There are a relatively small number of circular image threshold selection algorithms. The following examples are all based on Otsu's Method for linear histograms:

  • (Tseng, Li and Tung 1995) smooth the circular histogram, and apply Otsu's Method. The histogram is cyclically rotated so that the selected threshold is shifted to zero. Otsu's Method and histogram rotation are applied iteratively until several heuristics involving class size, threshold location, and class variance are satisfied.

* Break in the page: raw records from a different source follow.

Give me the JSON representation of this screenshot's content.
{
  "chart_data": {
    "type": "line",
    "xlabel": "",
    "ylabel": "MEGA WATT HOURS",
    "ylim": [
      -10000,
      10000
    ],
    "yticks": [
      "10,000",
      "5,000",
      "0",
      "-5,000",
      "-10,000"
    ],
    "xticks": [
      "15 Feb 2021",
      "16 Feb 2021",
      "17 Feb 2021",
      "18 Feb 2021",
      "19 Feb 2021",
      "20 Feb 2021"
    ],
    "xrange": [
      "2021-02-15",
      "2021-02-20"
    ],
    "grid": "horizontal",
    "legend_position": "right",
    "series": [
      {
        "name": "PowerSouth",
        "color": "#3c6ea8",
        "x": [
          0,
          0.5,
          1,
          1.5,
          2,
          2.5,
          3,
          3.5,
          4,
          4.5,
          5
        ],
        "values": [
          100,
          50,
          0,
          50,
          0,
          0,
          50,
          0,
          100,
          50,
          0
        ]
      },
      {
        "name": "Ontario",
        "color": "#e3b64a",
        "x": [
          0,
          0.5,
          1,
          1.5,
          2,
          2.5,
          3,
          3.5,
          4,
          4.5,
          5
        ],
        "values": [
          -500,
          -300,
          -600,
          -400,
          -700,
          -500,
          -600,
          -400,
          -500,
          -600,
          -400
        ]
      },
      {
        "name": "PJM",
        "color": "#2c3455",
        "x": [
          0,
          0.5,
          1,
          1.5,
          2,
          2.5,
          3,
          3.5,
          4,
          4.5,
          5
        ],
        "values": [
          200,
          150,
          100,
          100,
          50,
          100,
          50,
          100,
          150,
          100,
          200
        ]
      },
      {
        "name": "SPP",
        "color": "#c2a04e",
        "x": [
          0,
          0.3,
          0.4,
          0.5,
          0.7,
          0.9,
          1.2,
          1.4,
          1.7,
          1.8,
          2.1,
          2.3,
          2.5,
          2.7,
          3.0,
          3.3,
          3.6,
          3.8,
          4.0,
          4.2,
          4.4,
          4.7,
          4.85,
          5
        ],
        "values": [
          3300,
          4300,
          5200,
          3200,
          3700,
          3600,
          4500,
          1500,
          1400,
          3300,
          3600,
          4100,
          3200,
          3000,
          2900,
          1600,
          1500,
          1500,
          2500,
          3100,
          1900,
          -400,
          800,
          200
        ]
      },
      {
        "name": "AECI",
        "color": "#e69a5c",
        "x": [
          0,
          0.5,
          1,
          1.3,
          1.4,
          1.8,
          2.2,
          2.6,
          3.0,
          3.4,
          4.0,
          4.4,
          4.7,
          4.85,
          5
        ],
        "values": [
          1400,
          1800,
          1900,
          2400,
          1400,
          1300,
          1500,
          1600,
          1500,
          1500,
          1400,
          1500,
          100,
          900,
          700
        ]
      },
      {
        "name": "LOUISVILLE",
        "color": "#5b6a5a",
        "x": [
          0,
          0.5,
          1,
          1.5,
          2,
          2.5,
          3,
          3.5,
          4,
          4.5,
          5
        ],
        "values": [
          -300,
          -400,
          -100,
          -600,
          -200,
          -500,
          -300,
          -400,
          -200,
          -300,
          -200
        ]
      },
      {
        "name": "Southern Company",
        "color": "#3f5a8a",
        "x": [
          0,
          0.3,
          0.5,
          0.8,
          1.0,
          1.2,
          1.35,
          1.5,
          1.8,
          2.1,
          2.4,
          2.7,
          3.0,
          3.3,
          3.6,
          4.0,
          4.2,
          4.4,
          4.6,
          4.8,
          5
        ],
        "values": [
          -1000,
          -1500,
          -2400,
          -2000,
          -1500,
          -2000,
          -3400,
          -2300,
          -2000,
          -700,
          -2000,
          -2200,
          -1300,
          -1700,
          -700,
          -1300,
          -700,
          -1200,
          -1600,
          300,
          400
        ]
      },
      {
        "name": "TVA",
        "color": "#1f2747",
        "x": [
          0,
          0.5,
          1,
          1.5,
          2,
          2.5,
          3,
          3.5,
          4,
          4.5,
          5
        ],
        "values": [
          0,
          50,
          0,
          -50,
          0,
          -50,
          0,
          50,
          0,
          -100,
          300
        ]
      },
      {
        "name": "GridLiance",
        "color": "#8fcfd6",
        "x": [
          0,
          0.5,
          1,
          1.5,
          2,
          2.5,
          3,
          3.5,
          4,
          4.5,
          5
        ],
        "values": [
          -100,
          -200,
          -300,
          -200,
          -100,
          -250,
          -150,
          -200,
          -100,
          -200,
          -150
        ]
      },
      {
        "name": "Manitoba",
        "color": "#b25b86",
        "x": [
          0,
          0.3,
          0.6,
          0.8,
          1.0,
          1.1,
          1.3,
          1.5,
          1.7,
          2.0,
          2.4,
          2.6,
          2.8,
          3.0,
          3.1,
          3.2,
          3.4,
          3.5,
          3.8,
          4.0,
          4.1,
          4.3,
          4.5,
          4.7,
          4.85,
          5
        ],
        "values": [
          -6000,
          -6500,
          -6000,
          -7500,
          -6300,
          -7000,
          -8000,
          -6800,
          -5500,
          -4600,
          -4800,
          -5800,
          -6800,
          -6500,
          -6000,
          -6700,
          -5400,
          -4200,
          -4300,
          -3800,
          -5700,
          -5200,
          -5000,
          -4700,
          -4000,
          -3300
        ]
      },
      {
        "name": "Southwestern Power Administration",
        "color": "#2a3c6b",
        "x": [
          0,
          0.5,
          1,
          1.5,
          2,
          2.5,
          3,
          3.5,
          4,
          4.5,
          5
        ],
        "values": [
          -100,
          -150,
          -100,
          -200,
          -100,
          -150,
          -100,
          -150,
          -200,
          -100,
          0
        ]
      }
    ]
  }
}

  • (Wu et al. 2006) smooth the circular histogram until it contains only two peaks. The histogram is cyclically rotated so that the midpoint between the peaks is shifted to zero. Otsu's Method and histogram rotation are applied iteratively until convergence of the threshold.
  • (Lai and Rosin 2014) applied Otsu's Method to the circular histogram. For the two class circular thresholding task they showed that, for a histogram with an even number of bins, the optimal solution for Otsu's criterion of within-class variance is obtained when the histogram is split into two halves. Therefore the optimal solution can be efficiently obtained in linear rather than quadratic time.